Have you considered a job in FE?
It may be perfect for you if you want to work with sixth-formers and above, or with a diverse group of motivated students from all backgrounds. We’ve put together this brief introduction with answers to some of the more frequently asked questions.
Working in FE really makes a difference to the individuals you’re teaching. All sorts of students come through the door of an FE college. The bright school-leaver who senses that she has a better future in a sixth form college; the adult facing unemployment who wants to re-train to help him find a job; the non-native speaker looking to master English; or the individual who wants to follow a vocation rather than take a degree. They all have an eye on their future and you can help them achieve their goals.
Indeed, it can make the difference for an entire generation. No-one can know how social, economic and technological developments will affect the lives of our young people. Teachers and lecturers provide them with skills to navigate a very uncertain future and the FE sector is known for anticipating changing demands and rapidly reshaping its curriculum accordingly. It has been estimated that FE students over 19 will generate an additional £75 billion for the economy over their lifetimes.
There’s a genuinely local focus to FE teaching. Colleges raise participation rates in their communities but they don’t just provide education; they can attract investment and jobs to the area. Teaching in an FE college can provide a sense of pride and aspiration to local people as well as increasing their skills. Colleges continue to find innovative ways of working in their communities and responding to local demands. Although legally separate, FE colleges are working closely with local authorities, often through the new Local Enterprise Partnerships.

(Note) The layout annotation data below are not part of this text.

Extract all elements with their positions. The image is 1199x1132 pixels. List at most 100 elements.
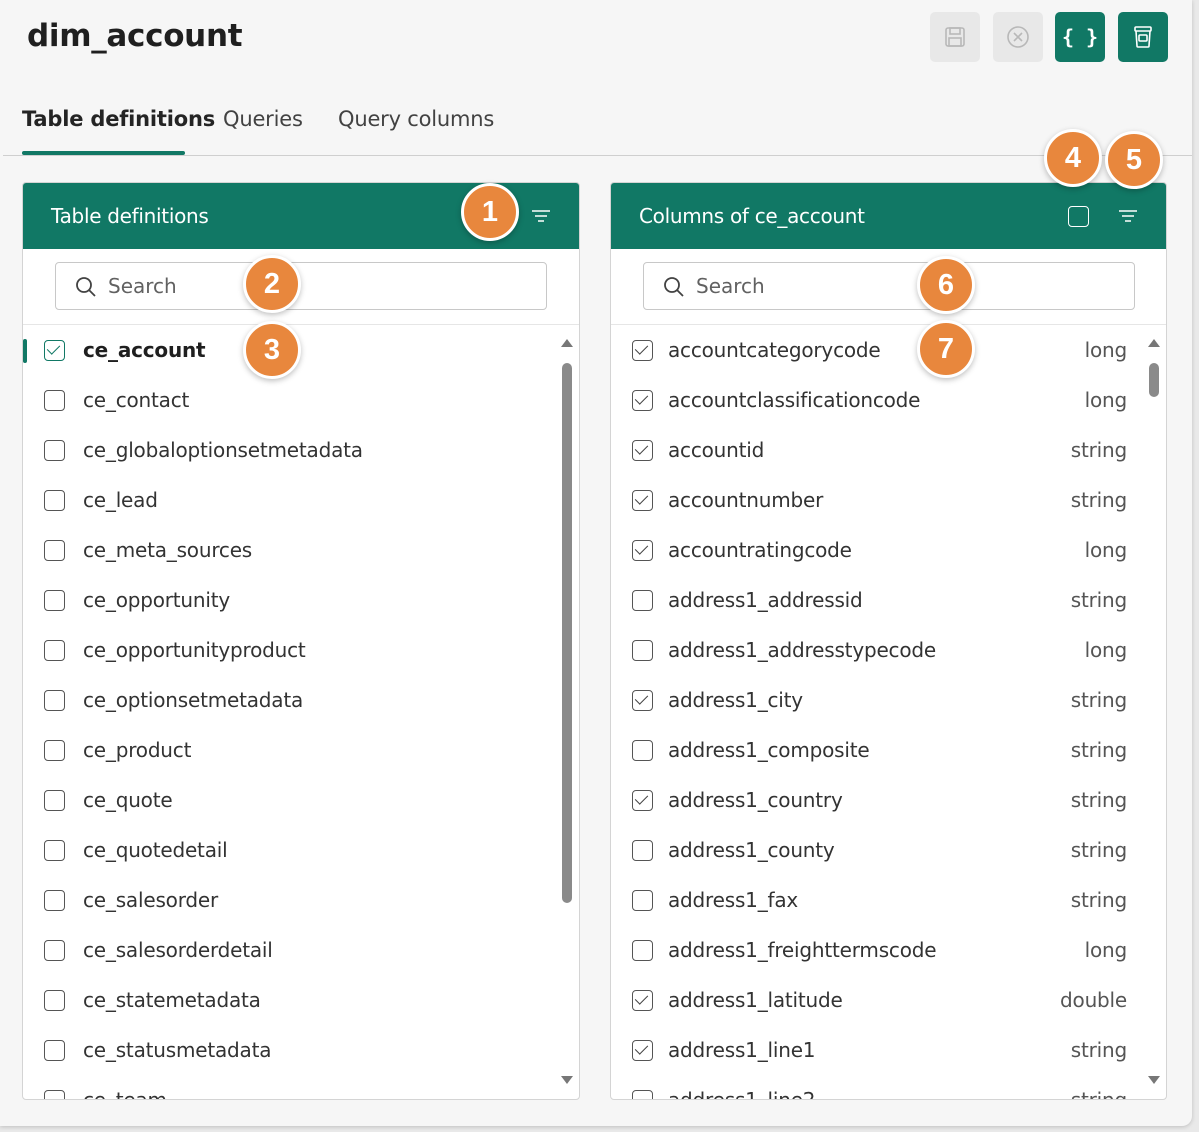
- column-type: long: [1084, 388, 1128, 412]
- column-list-item[interactable]: address1_composite string: [611, 726, 1166, 776]
- column-list: accountcategorycode long accountclassifica…: [611, 326, 1166, 1099]
- table-checkbox[interactable]: [44, 540, 65, 561]
- callout-badge: 3: [243, 321, 301, 379]
- scrollbar-thumb[interactable]: [1149, 363, 1159, 397]
- column-type: string: [1070, 888, 1127, 912]
- column-type: string: [1070, 688, 1127, 712]
- column-checkbox[interactable]: [632, 390, 653, 411]
- column-list-item[interactable]: address1_county string: [611, 826, 1166, 876]
- column-checkbox[interactable]: [632, 440, 653, 461]
- column-name: address1_fax: [668, 888, 799, 912]
- callout-badge: 7: [917, 320, 975, 378]
- save-button[interactable]: [930, 12, 980, 62]
- column-checkbox[interactable]: [632, 940, 653, 961]
- table-list-item[interactable]: ce_meta_sources: [23, 526, 579, 576]
- column-list-item[interactable]: address1_fax string: [611, 876, 1166, 926]
- column-list-item[interactable]: accountcategorycode long: [611, 326, 1166, 376]
- column-list-item[interactable]: address1_latitude double: [611, 976, 1166, 1026]
- table-checkbox[interactable]: [44, 740, 65, 761]
- table-checkbox[interactable]: [44, 790, 65, 811]
- filter-icon[interactable]: [530, 205, 552, 227]
- column-list-item[interactable]: address1_city string: [611, 676, 1166, 726]
- table-checkbox[interactable]: [44, 1040, 65, 1061]
- table-name: ce_salesorder: [83, 888, 218, 912]
- scroll-up-arrow[interactable]: [1147, 338, 1161, 348]
- table-name: ce_meta_sources: [83, 538, 253, 562]
- tab-query-columns[interactable]: Query columns: [338, 107, 494, 131]
- column-checkbox[interactable]: [632, 740, 653, 761]
- table-checkbox[interactable]: [44, 490, 65, 511]
- column-list-item[interactable]: address1_country string: [611, 776, 1166, 826]
- column-name: address1_latitude: [668, 988, 843, 1012]
- column-list-item[interactable]: address1_freighttermscode long: [611, 926, 1166, 976]
- table-list-item[interactable]: ce_statemetadata: [23, 976, 579, 1026]
- column-checkbox[interactable]: [632, 1040, 653, 1061]
- scroll-up-arrow[interactable]: [560, 338, 574, 348]
- table-list-item[interactable]: ce_lead: [23, 476, 579, 526]
- table-list-item[interactable]: ce_opportunityproduct: [23, 626, 579, 676]
- table-checkbox[interactable]: [44, 640, 65, 661]
- table-list-item[interactable]: ce_quotedetail: [23, 826, 579, 876]
- tab-queries[interactable]: Queries: [223, 107, 303, 131]
- filter-icon[interactable]: [1117, 205, 1139, 227]
- table-list-item[interactable]: ce_globaloptionsetmetadata: [23, 426, 579, 476]
- column-checkbox[interactable]: [632, 790, 653, 811]
- scroll-down-arrow[interactable]: [560, 1075, 574, 1085]
- column-name: address1_line1: [668, 1038, 816, 1062]
- table-list-item[interactable]: ce_optionsetmetadata: [23, 676, 579, 726]
- column-checkbox[interactable]: [632, 690, 653, 711]
- column-list-item[interactable]: address1_line1 string: [611, 1026, 1166, 1076]
- column-checkbox[interactable]: [632, 890, 653, 911]
- trash-icon: [1134, 26, 1152, 48]
- table-list-item[interactable]: ce_product: [23, 726, 579, 776]
- column-checkbox[interactable]: [632, 990, 653, 1011]
- table-checkbox[interactable]: [44, 990, 65, 1011]
- column-checkbox[interactable]: [632, 540, 653, 561]
- column-checkbox[interactable]: [632, 640, 653, 661]
- column-list-item[interactable]: accountnumber string: [611, 476, 1166, 526]
- table-list-item[interactable]: ce_salesorder: [23, 876, 579, 926]
- page-title: dim_account: [27, 18, 243, 54]
- discard-button[interactable]: [993, 12, 1043, 62]
- scrollbar-thumb[interactable]: [562, 363, 572, 903]
- column-checkbox[interactable]: [632, 340, 653, 361]
- table-list-item[interactable]: ce_quote: [23, 776, 579, 826]
- table-checkbox[interactable]: [44, 890, 65, 911]
- column-checkbox[interactable]: [632, 490, 653, 511]
- table-checkbox[interactable]: [44, 440, 65, 461]
- delete-button[interactable]: [1118, 12, 1168, 62]
- save-icon: [945, 27, 965, 47]
- scroll-down-arrow[interactable]: [1147, 1075, 1161, 1085]
- column-list-item[interactable]: accountclassificationcode long: [611, 376, 1166, 426]
- table-checkbox[interactable]: [44, 1090, 65, 1099]
- column-checkbox[interactable]: [632, 840, 653, 861]
- table-checkbox[interactable]: [44, 840, 65, 861]
- table-list-item[interactable]: ce_team: [23, 1076, 579, 1099]
- view-json-button[interactable]: { }: [1055, 12, 1105, 62]
- table-checkbox[interactable]: [44, 590, 65, 611]
- column-checkbox[interactable]: [632, 590, 653, 611]
- table-list-item[interactable]: ce_statusmetadata: [23, 1026, 579, 1076]
- table-checkbox[interactable]: [44, 390, 65, 411]
- table-checkbox[interactable]: [44, 940, 65, 961]
- column-list-item[interactable]: address1_addressid string: [611, 576, 1166, 626]
- column-type: string: [1070, 488, 1127, 512]
- table-checkbox[interactable]: [44, 690, 65, 711]
- tab-table-definitions[interactable]: Table definitions: [22, 107, 215, 131]
- column-checkbox[interactable]: [632, 1090, 653, 1099]
- column-list-item[interactable]: accountid string: [611, 426, 1166, 476]
- column-name: address1_county: [668, 838, 835, 862]
- table-list-item[interactable]: ce_contact: [23, 376, 579, 426]
- select-all-checkbox[interactable]: [1068, 206, 1089, 227]
- column-list-item[interactable]: accountratingcode long: [611, 526, 1166, 576]
- table-checkbox[interactable]: [44, 340, 65, 361]
- table-list-item[interactable]: ce_account: [23, 326, 579, 376]
- column-list-item[interactable]: address1_line2 string: [611, 1076, 1166, 1099]
- callout-badge: 5: [1105, 131, 1163, 189]
- table-list-item[interactable]: ce_salesorderdetail: [23, 926, 579, 976]
- table-list-item[interactable]: ce_opportunity: [23, 576, 579, 626]
- column-name: address1_addressid: [668, 588, 863, 612]
- table-name: ce_account: [83, 338, 206, 362]
- column-list-item[interactable]: address1_addresstypecode long: [611, 626, 1166, 676]
- table-name: ce_quote: [83, 788, 173, 812]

Colleges are also a strong link between education and work. Over a third of all vocational qualifications are awarded through colleges and the economic returns from adult apprenticeships are around £18 for every £1 of Government funding. Furthermore, a larger number of employers view 17 to 18-year-old college leavers as more prepared for work than their contemporaries leaving school. FE colleges are also more popular with employers in terms of course content and equipping learners with the right skills for work.
FE refers to post-compulsory education, especially for 16 to 19-year-olds. It’s distinct from the higher education (HE) provided by universities, though there are some overlaps. It covers a vast range of topics, from basic skills and language training to degree-level studies and vocational education.
FE students may be looking for an intermediate or follow-up qualification before starting university or they may want vocational qualifications, like HNC, HND, NVQ, City & Guilds or BTEC, to help them get started on a career path. In addition, many adult learners study a huge range of subjects, from apprenticeships to post-graduate courses. Some colleges do offer degrees, more cost-effectively than universities.
The UK’s further education sector is thriving. In 2013, 846,000 16 to 18-year-olds chose to study in colleges, compared with 441,000 in maintained school and academy sixth forms. An additional 72,000 16 to 18-year-olds were undertaking an apprenticeship at their local college. Two million adults also study or train in colleges. The sector employs 139,000 full-time-equivalent people, 74,000 of whom are teaching staff.
Yes. The average A-Level or equivalent point score per student in sixth form colleges is 798.9, compared with 780.5 in maintained schools. Research shows that students at sixth form colleges are more likely to get top A-Level grades than those in school sixth forms. At their most recent Ofsted inspection, 73% of colleges were judged to be good or outstanding for overall effectiveness. Students are happy too: 81% said they were satisfied with HE courses taught in the FE sector.